我走到窗前,向外望去。我想起奥茨警官,他得知自己今天要值夜班的时候表现出闷闷不乐的厌恶情绪,于是暗暗希望他等上头转移视线以后,大概会弃之不顾,回去睡他的美容觉。可惜没有。他正沿着草坪左右巡逻,简直是警心涤虑的写照。

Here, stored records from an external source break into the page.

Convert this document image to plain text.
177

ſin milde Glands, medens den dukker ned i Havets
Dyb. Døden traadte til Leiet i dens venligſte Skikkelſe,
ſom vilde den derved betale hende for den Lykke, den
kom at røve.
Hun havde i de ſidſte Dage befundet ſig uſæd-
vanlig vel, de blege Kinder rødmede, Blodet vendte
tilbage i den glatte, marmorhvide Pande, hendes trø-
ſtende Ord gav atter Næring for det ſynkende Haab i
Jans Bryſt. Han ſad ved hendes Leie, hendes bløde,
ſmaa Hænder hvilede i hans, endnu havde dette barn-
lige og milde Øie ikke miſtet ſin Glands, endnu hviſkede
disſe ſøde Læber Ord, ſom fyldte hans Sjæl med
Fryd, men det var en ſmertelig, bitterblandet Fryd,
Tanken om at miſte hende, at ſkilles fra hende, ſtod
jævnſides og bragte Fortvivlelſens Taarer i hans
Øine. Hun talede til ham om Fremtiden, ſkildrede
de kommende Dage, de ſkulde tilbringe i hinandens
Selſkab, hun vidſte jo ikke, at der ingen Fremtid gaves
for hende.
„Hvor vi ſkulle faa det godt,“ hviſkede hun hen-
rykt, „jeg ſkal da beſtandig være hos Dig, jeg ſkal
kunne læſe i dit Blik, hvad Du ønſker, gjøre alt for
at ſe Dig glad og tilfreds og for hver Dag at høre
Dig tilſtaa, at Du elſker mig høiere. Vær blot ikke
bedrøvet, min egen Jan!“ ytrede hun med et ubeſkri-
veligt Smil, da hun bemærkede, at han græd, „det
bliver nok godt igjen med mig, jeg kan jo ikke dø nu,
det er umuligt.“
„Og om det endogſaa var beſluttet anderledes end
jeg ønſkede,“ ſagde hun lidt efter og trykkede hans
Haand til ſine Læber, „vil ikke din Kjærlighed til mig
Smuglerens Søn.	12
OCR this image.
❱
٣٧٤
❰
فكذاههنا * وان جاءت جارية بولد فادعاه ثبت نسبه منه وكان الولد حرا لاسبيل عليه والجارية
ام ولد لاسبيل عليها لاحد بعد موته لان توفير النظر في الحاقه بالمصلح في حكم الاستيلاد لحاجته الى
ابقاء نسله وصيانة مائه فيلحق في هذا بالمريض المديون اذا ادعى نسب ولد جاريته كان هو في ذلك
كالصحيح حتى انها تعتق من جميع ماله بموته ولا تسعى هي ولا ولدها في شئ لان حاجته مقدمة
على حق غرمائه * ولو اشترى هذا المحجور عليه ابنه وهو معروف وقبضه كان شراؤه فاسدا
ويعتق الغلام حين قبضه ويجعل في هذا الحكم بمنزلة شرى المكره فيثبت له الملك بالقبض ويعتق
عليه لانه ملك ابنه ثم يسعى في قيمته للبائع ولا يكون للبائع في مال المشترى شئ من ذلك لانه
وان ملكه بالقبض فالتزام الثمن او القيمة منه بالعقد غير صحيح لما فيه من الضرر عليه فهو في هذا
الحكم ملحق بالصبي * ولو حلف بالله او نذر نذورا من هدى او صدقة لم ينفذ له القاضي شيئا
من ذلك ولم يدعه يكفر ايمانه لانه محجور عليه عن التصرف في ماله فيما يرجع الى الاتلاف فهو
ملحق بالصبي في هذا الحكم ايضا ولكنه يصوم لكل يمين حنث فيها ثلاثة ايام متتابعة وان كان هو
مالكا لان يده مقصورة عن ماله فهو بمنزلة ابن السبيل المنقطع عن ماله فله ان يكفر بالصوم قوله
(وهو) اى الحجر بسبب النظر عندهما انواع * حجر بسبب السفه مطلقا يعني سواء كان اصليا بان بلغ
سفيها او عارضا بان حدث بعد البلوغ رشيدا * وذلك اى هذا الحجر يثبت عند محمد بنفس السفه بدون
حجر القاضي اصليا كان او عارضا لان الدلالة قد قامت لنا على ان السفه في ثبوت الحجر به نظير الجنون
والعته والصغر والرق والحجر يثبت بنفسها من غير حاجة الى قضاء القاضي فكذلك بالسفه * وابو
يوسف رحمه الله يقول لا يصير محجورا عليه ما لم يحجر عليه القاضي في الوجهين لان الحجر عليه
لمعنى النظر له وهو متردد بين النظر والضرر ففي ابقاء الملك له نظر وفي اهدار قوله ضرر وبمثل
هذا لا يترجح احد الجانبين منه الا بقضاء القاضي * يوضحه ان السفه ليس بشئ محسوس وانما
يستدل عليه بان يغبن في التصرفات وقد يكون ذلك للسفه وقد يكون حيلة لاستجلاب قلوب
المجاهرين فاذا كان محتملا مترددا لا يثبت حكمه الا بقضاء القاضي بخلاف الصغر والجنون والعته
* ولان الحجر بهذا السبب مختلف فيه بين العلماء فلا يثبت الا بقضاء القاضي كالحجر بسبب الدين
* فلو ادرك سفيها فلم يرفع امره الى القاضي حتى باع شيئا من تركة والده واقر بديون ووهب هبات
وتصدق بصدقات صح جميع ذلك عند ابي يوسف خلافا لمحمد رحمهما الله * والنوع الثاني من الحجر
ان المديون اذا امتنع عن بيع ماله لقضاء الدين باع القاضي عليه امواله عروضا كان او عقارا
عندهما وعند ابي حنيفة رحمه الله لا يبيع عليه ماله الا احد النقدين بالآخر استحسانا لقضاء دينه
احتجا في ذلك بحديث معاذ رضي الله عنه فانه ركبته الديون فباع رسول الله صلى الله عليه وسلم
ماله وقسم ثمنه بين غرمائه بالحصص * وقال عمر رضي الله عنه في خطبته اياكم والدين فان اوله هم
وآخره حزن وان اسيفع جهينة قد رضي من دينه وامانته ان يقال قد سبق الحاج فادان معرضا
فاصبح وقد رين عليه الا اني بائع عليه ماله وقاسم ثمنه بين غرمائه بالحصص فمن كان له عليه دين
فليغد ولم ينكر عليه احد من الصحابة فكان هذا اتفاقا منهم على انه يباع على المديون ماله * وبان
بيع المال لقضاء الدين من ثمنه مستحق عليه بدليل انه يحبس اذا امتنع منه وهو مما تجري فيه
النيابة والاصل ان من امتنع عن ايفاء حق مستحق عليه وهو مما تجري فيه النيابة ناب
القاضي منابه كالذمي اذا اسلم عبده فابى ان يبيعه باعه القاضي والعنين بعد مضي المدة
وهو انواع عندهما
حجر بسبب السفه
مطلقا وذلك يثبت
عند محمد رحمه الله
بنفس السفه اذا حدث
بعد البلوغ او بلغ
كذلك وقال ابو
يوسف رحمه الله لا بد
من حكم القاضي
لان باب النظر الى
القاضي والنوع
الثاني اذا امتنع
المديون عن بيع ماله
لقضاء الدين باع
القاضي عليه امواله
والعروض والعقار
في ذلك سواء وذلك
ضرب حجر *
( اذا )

我走到盥洗盆架旁边,准备拿块香皂打他,觉得这样大概有利于抚慰自己受伤的灵魂,这时只听到门把手嘎吱转动。
我大步迈过去,把嘴贴在木板门上。“谁?”
“是我,少爷,吉夫斯。”
“哦,嗨,吉夫斯。”
“门好像锁上了,少爷。”
“相信我,吉夫斯,表象诚不欺人。是巴塞特老爹锁上的,他还把钥匙也揣走了。”
“少爷?”
“我给逮住了。”
“真的,少爷?”
“什么?”
“我说:‘真的,少爷?’”
“啊,是吗?对,是真的。原因我这就告诉你。”
我对事情的“不来细”[2]作了一番介绍,虽然有门隔在中间,听得不太清楚,但我相信我的叙述引来了几许礼貌的“啧啧”声。